TRAJETÓRIA — Os engenheiros mecânicos Silvio Dalmolin e Rodrigo Duarte começaram a trabalhar com projetos de geração de energia a partir de biomassa – resíduos e cavacos de madeira e cascas de arroz, entre outros – há mais de dez anos. Até então, apenas as grandes empresas apresentavam condições de implantar máquinas geradoras de energia, por conta do alto custo e do tamanho do equipamento.

“Desde o Cefet-PR, onde nos formamos, trabalhávamos na ideia de desenvolver turbinas menores, mais acessíveis. Isso era uma demanda de mercado também”, conta Dalmolin. Em 2010, a Solidda participou da incubadora do Tecnova, programa de incentivo à inovação tecnológica em empresas de pequeno porte.

Com a ajuda do programa, desenvolveram uma turbina a vapor de tamanho reduzido, que poderia ser instalada em empresas de menor porte. “O grande ganho é que é uma energia de fonte renovável. Desde resíduos de eucaliptos até biogás, os combustíveis para os nossos geradores são inúmeros”, afirma Dalmolin.

Para desenvolver os testes antes da instalação definitiva nas indústrias, a empresa contou com o apoio da Fomento Paraná, instituição financeira de desenvolvimento do Governo do Estado. “Com o financiamento desenvolvemos uma caldeira para teste. Agora montamos o kit gerador completo e entregamos pronto para nosso cliente”, lembra o engenheiro.

O crédito ajudou também a gerar empregos. “Hoje temos mais de 40 funcionários e a ideia é expandir”, conta.
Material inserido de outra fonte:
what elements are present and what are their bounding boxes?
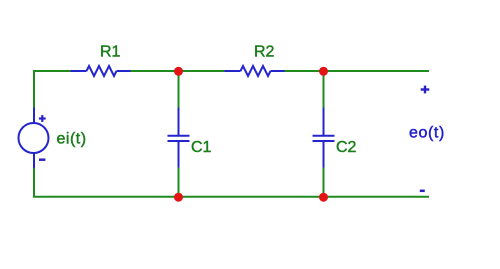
voltage source ei(t) (19, 108, 49, 169)
output plus sign (421, 86, 430, 94)
wire C1 bottom to bottom rail (178, 168, 180, 198)
output minus sign (420, 190, 425, 193)
wire node B stub to C2 (323, 71, 325, 108)
svg-text:R2: R2 (254, 44, 275, 61)
node A junction dot top (174, 67, 183, 76)
source minus sign (39, 158, 45, 161)
svg-text:R1: R1 (100, 44, 121, 61)
resistor R1 (71, 66, 131, 76)
svg-text:C1: C1 (191, 139, 212, 156)
node B junction dot bottom (319, 193, 328, 202)
source plus sign (39, 115, 46, 122)
wire source bottom to bottom rail (34, 168, 429, 197)
svg-text:ei(t): ei(t) (57, 131, 87, 148)
wire top rail R1 to R2 (131, 70, 225, 72)
capacitor C2 (313, 108, 335, 168)
resistor R2 (225, 66, 285, 76)
wire top rail R2 to right end (285, 70, 430, 72)
svg-text:eo(t): eo(t) (409, 125, 445, 142)
wire C2 bottom to bottom rail (323, 168, 325, 198)
node A junction dot bottom (174, 193, 183, 202)
capacitor C1 (168, 108, 190, 168)
wire top-left from source up and right to R1 (34, 71, 71, 108)
svg-text:C2: C2 (336, 139, 357, 156)
node B junction dot top (319, 67, 328, 76)
wire node A stub to C1 (178, 71, 180, 108)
Segundo os sócios, a empresa planeja os próximos passos, criando uma gama maior de produtos que poderão ser usados até por micro e pequenas indústrias.

AUTOSSUFICIÊNCIA ENERGÉTICA – De acordo com Rodrigo Duarte, a geração própria de energia elétrica nas empresas é um componente importante para melhorar a competitividade. “O custo da eletricidade é muito significativo no custo de produção das indústrias. Com o nosso sistema a indústria fica mais competitiva”, comenta.

A ideia dos sistemas geradores da Solidda Energia é que as pequenas e médias indústrias possam se tornar autossuficientes em energia, reduzindo a até zero a conta de energia dessas empresas. “Numa indústria moveleira, por exemplo, entra a madeira. A empresa faz o móvel e pode usar as aparas e outros resíduos para queimar e com isso gerar vapor. Esse vapor serve de combustível para a turbina da Solidda, que gera energia elétrica que pode ser usada no processo fabril”, explica Duarte. “Ao final do processo, não ficam resíduos e conta de luz é menor”.

CRÉDITO – As linhas de crédito da Fomento Paraná beneficiaram mais de 22 mil empreendedores nos últimos seis anos. Foram cerca de R$ 800 milhões em financiamentos concedidos para apoiar empreendimentos de micro, pequeno e médio porte em todo o Estado.

A instituição também financia os municípios para execução de obras viárias, construção de escolas, barracões industriais e revitalização de espaços públicos. Desde 2011, a Fomento Paraná contratou R$ 1,2 bilhão para atender prefeituras paranaenses.

De acordo com o presidente da Fomento Paraná, Juraci Barbosa, o financiamento para projetos inovadores é um dos grandes interesses da instituição e do Governo do Estado. E a empresa Solidda energia é um grande exemplo do aparato criado pelo Governo do Paraná para apoiar a inovação.

“Eles participaram de uma incubadora por meio do programa de incentivo à inovação tecnológica Tecnova, da Secretaria de Estado da Ciência e Tecnologia e Ensino Superior, e depois procuraram a Fomento, onde receberam crédito para desenvolver e entrar como um novo produto no mercado. Hoje, além de lucro, geram muitos empregos”, afirma Juraci Barbosa. “Isso é louvável e esse esforço precisa ser reconhecido e replicado. Essa é nossa intenção. Recurso para apoiar empresas inovadoras não falta, seja por linhas de crédito, por meio de fundos de investimento”, completa.